The federal government created 53,425 official secrets last year.
How many of them should actually be secret?
Maybe a tenth or a quarter — but certainly no more than half, according to testimony on Capitol Hill last week.
The number of new classified records fell to a record low in 2014, before rising somewhat last year, according to Steven Aftergood, director of the Project on Government Secrecy for the Federation of American Scientists.
Yet classification, the practice of restricting who can see sensitive records, remains an enormous, costly and frequently self-defeating exercise, lawmakers on both sides of the aisle said Wednesday.
The federal government spent $17.44 billion on security classifications last year — an all-time high — and twice the entire budget of the Environmental Protection Agency.
The whole idea of classification is about protecting Americans by safeguarding truly sensitive information. But what emerged in testimony last week at the U.S. House Oversight and Government Reform Committee is a secrecy system run amok.
One example offered was a June 1967 intelligence brief for President Lyndon Johnson released last year to the National Security Archive, a research and open government advocacy center housed at George Washington University.
The CIA blanked out a reference to Egyptian President Gamal Nasser, who died in 1970. How did the archive know that? It got a cleaner copy of the same document from the LBJ Presidential Library — in 1993.
Last month, the Pentagon released a security memo from 1986 with portions blacked out, even though someone else at the Pentagon released the entire thing in 2010.

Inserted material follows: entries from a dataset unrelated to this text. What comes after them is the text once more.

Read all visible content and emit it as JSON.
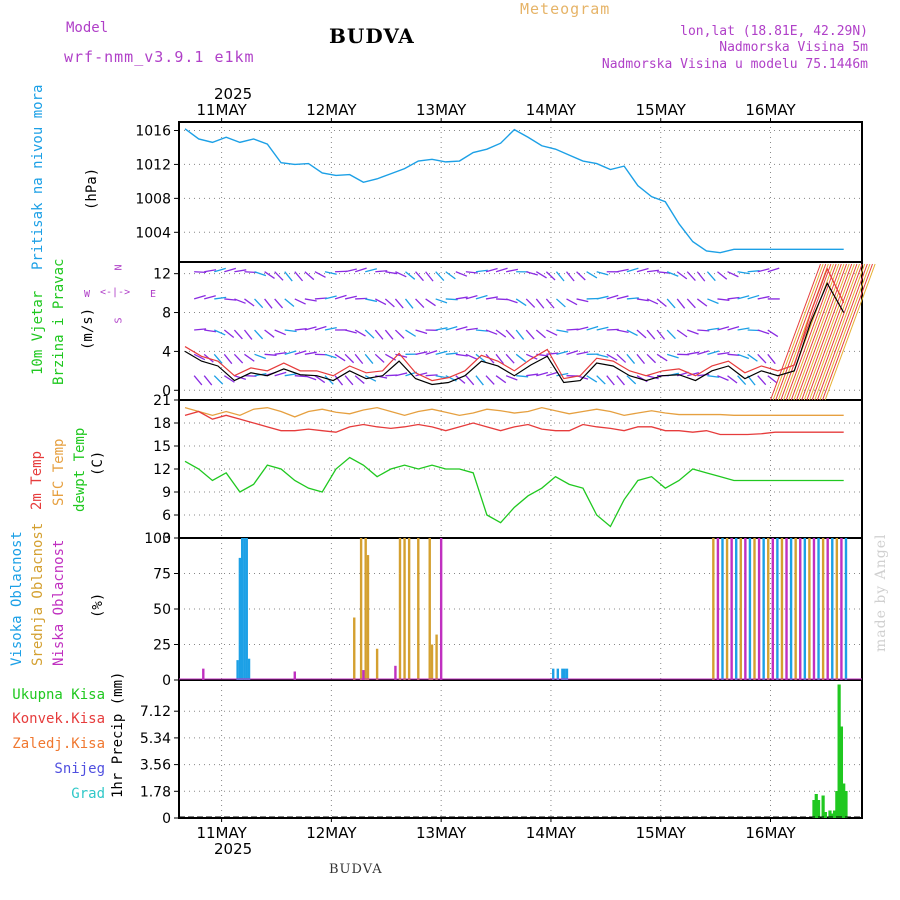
{
  "header": {
    "model_label": "Model",
    "model_name": "wrf-nmm_v3.9.1 e1km",
    "station": "BUDVA",
    "meteogram": "Meteogram",
    "lonlat": "lon,lat (18.81E, 42.29N)",
    "altitude": "Nadmorska Visina 5m",
    "model_altitude": "Nadmorska Visina u modelu 75.1446m",
    "footer_station": "BUDVA",
    "watermark": "made by Angel"
  },
  "colors": {
    "pressure": "#1ca0e6",
    "sfc_temp": "#e6a040",
    "temp2m": "#e63c3c",
    "dewpt": "#20c820",
    "high_cloud": "#1ca0e6",
    "mid_cloud": "#d4a030",
    "low_cloud": "#c030c0",
    "total_precip": "#20c820",
    "wind_line": "#000000",
    "wind_gust": "#e63c3c"
  },
  "chart_data": [
    {
      "type": "line",
      "panel": "pressure",
      "ylabel_lines": [
        "Pritisak na nivou mora"
      ],
      "unit": "(hPa)",
      "ylim": [
        1000.5,
        1017
      ],
      "yticks": [
        "1016",
        "1012",
        "1008",
        "1004"
      ],
      "ytick_values": [
        1016,
        1012,
        1008,
        1004
      ],
      "x_top_labels": [
        "11MAY",
        "12MAY",
        "13MAY",
        "14MAY",
        "15MAY",
        "16MAY"
      ],
      "x_bottom_labels": [
        "11MAY",
        "12MAY",
        "13MAY",
        "14MAY",
        "15MAY",
        "16MAY"
      ],
      "year": "2025",
      "x": [
        0,
        3,
        6,
        9,
        12,
        15,
        18,
        21,
        24,
        27,
        30,
        33,
        36,
        39,
        42,
        45,
        48,
        51,
        54,
        57,
        60,
        63,
        66,
        69,
        72,
        75,
        78,
        81,
        84,
        87,
        90,
        93,
        96,
        99,
        102,
        105,
        108,
        111,
        114,
        117,
        120,
        123,
        126,
        129,
        132,
        135,
        138,
        141,
        144
      ],
      "series": [
        {
          "values": [
            1016.2,
            1015.0,
            1014.6,
            1015.2,
            1014.6,
            1015.0,
            1014.4,
            1012.2,
            1012.0,
            1012.1,
            1011.0,
            1010.7,
            1010.8,
            1009.9,
            1010.3,
            1010.9,
            1011.5,
            1012.4,
            1012.6,
            1012.3,
            1012.4,
            1013.4,
            1013.8,
            1014.5,
            1016.1,
            1015.2,
            1014.2,
            1013.8,
            1013.1,
            1012.4,
            1012.1,
            1011.4,
            1011.8,
            1009.5,
            1008.2,
            1007.6,
            1005.0,
            1002.9,
            1001.8,
            1001.6,
            1002.0,
            1002.0,
            1002.0,
            1002.0,
            1002.0,
            1002.0,
            1002.0,
            1002.0,
            1002.0
          ]
        }
      ]
    },
    {
      "type": "line",
      "panel": "wind",
      "ylabel_lines": [
        "10m Vjetar",
        "Brzina i Pravac"
      ],
      "unit": "(m/s)",
      "compass": {
        "n": "N",
        "s": "S",
        "w": "W",
        "e": "E"
      },
      "ylim": [
        -1,
        13.2
      ],
      "yticks": [
        "12",
        "8",
        "4",
        "0"
      ],
      "ytick_values": [
        12,
        8,
        4,
        0
      ],
      "x": [
        0,
        3,
        6,
        9,
        12,
        15,
        18,
        21,
        24,
        27,
        30,
        33,
        36,
        39,
        42,
        45,
        48,
        51,
        54,
        57,
        60,
        63,
        66,
        69,
        72,
        75,
        78,
        81,
        84,
        87,
        90,
        93,
        96,
        99,
        102,
        105,
        108,
        111,
        114,
        117,
        120
      ],
      "series": [
        {
          "name": "speed",
          "values": [
            4.0,
            3.0,
            2.5,
            1.0,
            1.8,
            1.5,
            2.2,
            1.6,
            1.5,
            1.0,
            2.0,
            1.2,
            1.5,
            3.0,
            1.2,
            0.6,
            0.8,
            1.5,
            3.0,
            2.5,
            1.5,
            2.6,
            3.5,
            0.8,
            1.0,
            2.8,
            2.5,
            1.5,
            1.0,
            1.5,
            1.6,
            1.0,
            2.0,
            2.5,
            1.2,
            2.0,
            1.5,
            2.0,
            7.0,
            11.0,
            8.0
          ]
        },
        {
          "name": "gust",
          "values": [
            4.5,
            3.5,
            3.0,
            1.5,
            2.3,
            2.0,
            2.8,
            2.0,
            2.0,
            1.5,
            2.5,
            1.8,
            2.0,
            3.8,
            1.8,
            1.0,
            1.3,
            2.0,
            3.6,
            3.0,
            2.0,
            3.2,
            4.2,
            1.2,
            1.5,
            3.3,
            3.0,
            2.0,
            1.5,
            2.0,
            2.2,
            1.5,
            2.5,
            3.0,
            1.8,
            2.5,
            2.0,
            2.6,
            8.0,
            12.5,
            9.0
          ]
        }
      ]
    },
    {
      "type": "line",
      "panel": "temperature",
      "ylabel_lines": [
        "2m Temp",
        "SFC Temp",
        "dewpt Temp"
      ],
      "unit": "(C)",
      "ylim": [
        3,
        21
      ],
      "yticks": [
        "21",
        "18",
        "15",
        "12",
        "9",
        "6",
        "3"
      ],
      "ytick_values": [
        21,
        18,
        15,
        12,
        9,
        6,
        3
      ],
      "x": [
        0,
        3,
        6,
        9,
        12,
        15,
        18,
        21,
        24,
        27,
        30,
        33,
        36,
        39,
        42,
        45,
        48,
        51,
        54,
        57,
        60,
        63,
        66,
        69,
        72,
        75,
        78,
        81,
        84,
        87,
        90,
        93,
        96,
        99,
        102,
        105,
        108,
        111,
        114,
        117,
        120,
        123,
        126,
        129,
        132,
        135,
        138,
        141,
        144
      ],
      "series": [
        {
          "name": "2m Temp",
          "values": [
            19.0,
            19.5,
            18.5,
            19.0,
            18.5,
            18.0,
            17.5,
            17.0,
            17.0,
            17.2,
            17.0,
            16.8,
            17.5,
            17.8,
            17.5,
            17.3,
            17.5,
            17.8,
            17.5,
            17.0,
            17.5,
            18.0,
            17.5,
            17.0,
            17.5,
            17.8,
            17.2,
            17.0,
            17.0,
            17.8,
            17.5,
            17.3,
            17.0,
            17.5,
            17.5,
            17.0,
            17.0,
            16.8,
            17.0,
            16.5,
            16.5,
            16.5,
            16.6,
            16.8,
            16.8,
            16.8,
            16.8,
            16.8,
            16.8
          ]
        },
        {
          "name": "SFC Temp",
          "values": [
            20.0,
            19.5,
            19.0,
            19.5,
            19.0,
            19.8,
            20.0,
            19.5,
            18.8,
            19.5,
            19.8,
            19.4,
            19.2,
            19.7,
            20.0,
            19.5,
            19.0,
            19.5,
            19.8,
            19.4,
            19.0,
            19.3,
            19.8,
            19.6,
            19.3,
            19.5,
            20.0,
            19.6,
            19.2,
            19.5,
            19.8,
            19.5,
            19.0,
            19.3,
            19.6,
            19.3,
            19.1,
            19.1,
            19.1,
            19.1,
            19.0,
            19.0,
            19.0,
            19.0,
            19.0,
            19.0,
            19.0,
            19.0,
            19.0
          ]
        },
        {
          "name": "dewpt Temp",
          "values": [
            13.0,
            12.0,
            10.5,
            11.5,
            9.0,
            10.0,
            12.5,
            12.0,
            10.5,
            9.5,
            9.0,
            12.0,
            13.5,
            12.5,
            11.0,
            12.0,
            12.5,
            12.0,
            12.5,
            12.0,
            12.0,
            11.5,
            6.0,
            5.0,
            7.0,
            8.5,
            9.5,
            11.0,
            10.0,
            9.5,
            6.0,
            4.5,
            8.0,
            10.5,
            11.0,
            9.5,
            10.5,
            12.0,
            11.5,
            11.0,
            10.5,
            10.5,
            10.5,
            10.5,
            10.5,
            10.5,
            10.5,
            10.5,
            10.5
          ]
        }
      ]
    },
    {
      "type": "bar",
      "panel": "clouds",
      "ylabel_lines": [
        "Visoka Oblacnost",
        "Srednja Oblacnost",
        "Niska Oblacnost"
      ],
      "unit": "(%)",
      "ylim": [
        0,
        100
      ],
      "yticks": [
        "100",
        "75",
        "50",
        "25",
        "0"
      ],
      "ytick_values": [
        100,
        75,
        50,
        25,
        0
      ],
      "series": [
        {
          "name": "Visoka Oblacnost",
          "x": [
            11.5,
            12.0,
            12.5,
            13.0,
            13.5,
            14.0,
            80.5,
            81.5,
            82.5,
            83.0,
            83.5
          ],
          "values": [
            14,
            86,
            100,
            100,
            100,
            15,
            8,
            8,
            8,
            8,
            8
          ]
        },
        {
          "name": "Srednja Oblacnost",
          "x": [
            37.0,
            38.5,
            39.5,
            40.0,
            42.0,
            47.0,
            48.0,
            49.0,
            51.0,
            53.5,
            54.0,
            55.0
          ],
          "values": [
            44,
            100,
            100,
            88,
            22,
            100,
            100,
            100,
            100,
            100,
            25,
            32
          ]
        },
        {
          "name": "Niska Oblacnost",
          "x": [
            4.0,
            24.0,
            39.0,
            46.0,
            56.0
          ],
          "values": [
            8,
            6,
            7,
            10,
            100
          ]
        }
      ]
    },
    {
      "type": "bar",
      "panel": "precip",
      "ylabel_lines": [
        "1hr Precip (mm)"
      ],
      "ylim": [
        0,
        9.2
      ],
      "yticks": [
        "7.12",
        "5.34",
        "3.56",
        "1.78",
        "0"
      ],
      "ytick_values": [
        7.12,
        5.34,
        3.56,
        1.78,
        0
      ],
      "legend": [
        "Ukupna Kisa",
        "Konvek.Kisa",
        "Zaledj.Kisa",
        "Snijeg",
        "Grad"
      ],
      "series": [
        {
          "name": "Ukupna Kisa",
          "x": [
            137.5,
            138.0,
            138.5,
            139.5,
            140.0,
            141.0,
            141.5,
            142.0,
            142.5,
            143.0,
            143.5,
            144.0,
            144.5
          ],
          "values": [
            1.2,
            1.6,
            1.2,
            1.5,
            0.4,
            0.5,
            0.3,
            0.5,
            1.8,
            8.9,
            6.1,
            2.3,
            1.8
          ]
        }
      ]
    }
  ]
}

Just this year, the White House released a mostly unredacted version of 28 pages of a 2002 congressional investigation into the 9/11 terrorist attacks that discussed Saudi Arabia’s potential ties to the attackers.
Rep. Thomas Massie, R-Ky., a member of the oversight committee, had pushed for years for their release, against two administrations worried about the effect on foreign relations. Massie called some of the material still being withheld a “textbook case of how government overclassified something in an effort to control the narrative.”
Fear of embarrassment is not a legal reason to keep something secret.
“I think we all agree, some of this stuff is ridiculous and there’s an incentive to simply cake on more classification,” said Rep. Ron DeSantis, R-Fla. “When you overclassify, I think it actually undermines the core reason of why you want to do it.”
Rep. Stephen Lynch, D-Mass., noted that Congress has virtually no information about the Drug Enforcement Administration’s massive confidential informant program. “We’re being stonewalled in wide areas of public interest, and I feel like it’s hampering Congress’ ability to do its job.”
Congress has the power to force the CIA, NSA, Pentagon, State Department and all the rest of them to stop keeping so many secrets. In 1997, a bipartisan commission came up with a plan to do so. But its 16 recommendations were never fully implemented.
People go to prison for revealing government secrets. No one gets punished for withholding information that should be shared with the public. So the secrets multiply, as well as the dollars spent maintaining them.
Tom Blanton, director of the National Security Archive, told the House committee to expect a “tsunami of electronic information” to wash into the bureaucracy that dribbles out declassified records, page by page.
No one knows yet how a Trump administration will view its power to keep stuff secret. But Blanton, Aftergood and other advocates urged House members to scale down the secrecy machine.
“Y’all can change the minds of the bureaucracy and how it actually works,” said Blanton. “You can change the law and their hearts and minds will follow.”